No reniego de mi cruz, muy a pesar de quienes piensan – incluso de buena fe– que la mía ha sido una vida profesional desperdiciada en las «ligas menores» de la medicina de servicio público en Venezuela. Porque esta cruz que un día acepté llevar a hombros no solo no me aplasta, sino que, por el contrario, ha enaltecido y dado sentido a toda una vida de lucha y de agites. No me he engañado nunca: tengo perfecta conciencia del terreno que piso. Aunque dando tumbos, trato como mejor puedo de mantenerme en ruta hacia esa patria eterna en pos de la cual nos llama a marchar San Agustín de Hipona inspirado en la promesa que Nuestro Señor nos hiciera y que nos recuerda San Pablo en 2Timoteo 4, 7-8:
«He combatido el buen combate, he concluido mi carrera, he conservado la fe; sólo me queda recibir la corona merecida, que en el último día me dará el Señor, justo juez; y no sólo a mí, sino también a todos los que esperan con amor su venida».

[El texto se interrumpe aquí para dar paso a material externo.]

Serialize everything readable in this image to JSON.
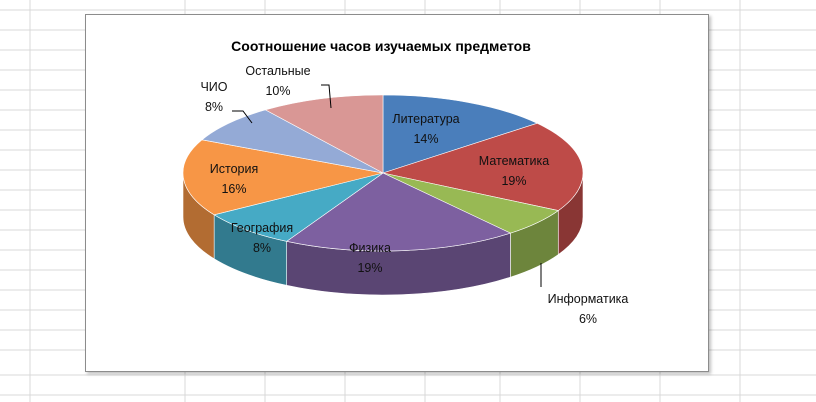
{
  "chart_data": {
    "type": "pie",
    "title": "Соотношение часов изучаемых предметов",
    "legend": "none",
    "style": "3d-exploded-none",
    "slices": [
      {
        "name": "Литература",
        "value": 14,
        "label": "14%",
        "color": "#4a7ebb"
      },
      {
        "name": "Математика",
        "value": 19,
        "label": "19%",
        "color": "#be4b48"
      },
      {
        "name": "Информатика",
        "value": 6,
        "label": "6%",
        "color": "#98b954"
      },
      {
        "name": "Физика",
        "value": 19,
        "label": "19%",
        "color": "#7d60a0"
      },
      {
        "name": "География",
        "value": 8,
        "label": "8%",
        "color": "#46aac5"
      },
      {
        "name": "История",
        "value": 16,
        "label": "16%",
        "color": "#f79646"
      },
      {
        "name": "ЧИО",
        "value": 8,
        "label": "8%",
        "color": "#94aad6"
      },
      {
        "name": "Остальные",
        "value": 10,
        "label": "10%",
        "color": "#d99795"
      }
    ]
  }
}
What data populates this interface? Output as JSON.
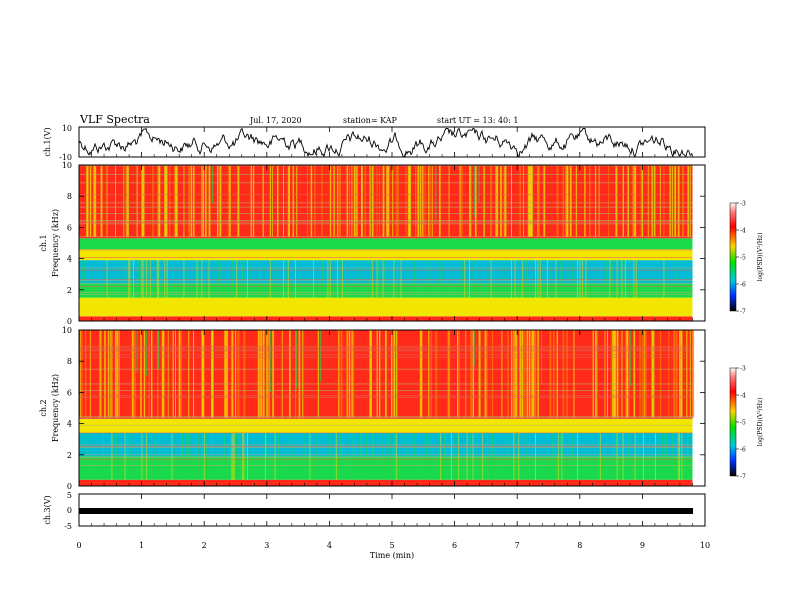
{
  "header": {
    "title": "VLF Spectra",
    "date": "Jul. 17, 2020",
    "station": "station= KAP",
    "start_time": "start UT =   13: 40: 1"
  },
  "chart_data": [
    {
      "type": "line",
      "panel": "ch1-waveform",
      "ylabel": "ch.1(V)",
      "ylim": [
        -10,
        10
      ],
      "y_ticks": [
        "10",
        "-10"
      ],
      "xlim": [
        0,
        10
      ],
      "note_data": "noisy time series of ch.1 voltage"
    },
    {
      "type": "heatmap",
      "panel": "ch1-spectrogram",
      "ylabel": "ch.1\nFrequency (kHz)",
      "ylabel_lines": [
        "ch.1",
        "Frequency (kHz)"
      ],
      "ylim": [
        0,
        10
      ],
      "y_ticks": [
        "0",
        "2",
        "4",
        "6",
        "8",
        "10"
      ],
      "xlim": [
        0,
        10
      ],
      "colorbar": {
        "label": "log(PSD)(V²/Hz)",
        "min": -7,
        "max": -3,
        "ticks": [
          "-3",
          "-4",
          "-5",
          "-6",
          "-7"
        ]
      }
    },
    {
      "type": "heatmap",
      "panel": "ch2-spectrogram",
      "ylabel_lines": [
        "ch.2",
        "Frequency (kHz)"
      ],
      "ylim": [
        0,
        10
      ],
      "y_ticks": [
        "0",
        "2",
        "4",
        "6",
        "8",
        "10"
      ],
      "xlim": [
        0,
        10
      ],
      "colorbar": {
        "label": "log(PSD)(V²/Hz)",
        "min": -7,
        "max": -3,
        "ticks": [
          "-3",
          "-4",
          "-5",
          "-6",
          "-7"
        ]
      }
    },
    {
      "type": "line",
      "panel": "ch3-waveform",
      "ylabel": "ch.3(V)",
      "ylim": [
        -5,
        5
      ],
      "y_ticks": [
        "5",
        "0",
        "-5"
      ],
      "xlim": [
        0,
        10
      ],
      "note_data": "flat band around -1 V"
    }
  ],
  "xaxis": {
    "label": "Time (min)",
    "ticks": [
      "0",
      "1",
      "2",
      "3",
      "4",
      "5",
      "6",
      "7",
      "8",
      "9",
      "10"
    ],
    "data_end": 9.8
  },
  "colors": {
    "spec_high": "#ff2a1a",
    "spec_mid": "#f2e600",
    "spec_low": "#1ad94a",
    "spec_lowest": "#00bcd4",
    "line": "#000000"
  }
}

A pocos días de conmemorar en misterio central de nuestra fe –el de la muerte y resurrección de Nuestro Señor– animémonos los unos a los otros a terciarnos con fuerza esa cruz común que hemos sido llamados todos a cargar: la cruz que es Venezuela, la del país real que clama por redención. Pesa, lo sé. Pesa mucho y nada augura que su peso amilane, al contrario.
Pero es elevándola y jamás rehuyéndole como nos salvaremos como personas y como país. Como nos lo dice el gran Benedicto XVI en su “Spe salvi” de 2007: «el presente, aunque sea un presente fatigoso, se puede vivir y aceptar si lleva hacia una meta, si podemos estar seguros de esta meta y si esta meta es tan grande que justifique el esfuerzo del camino».
Lo creo firmemente. En ello tengo fundada toda la esperanza que me queda.
Gustavo Villasmil-Prieto es Médico-UCV. Exsecretario de Salud de Miranda.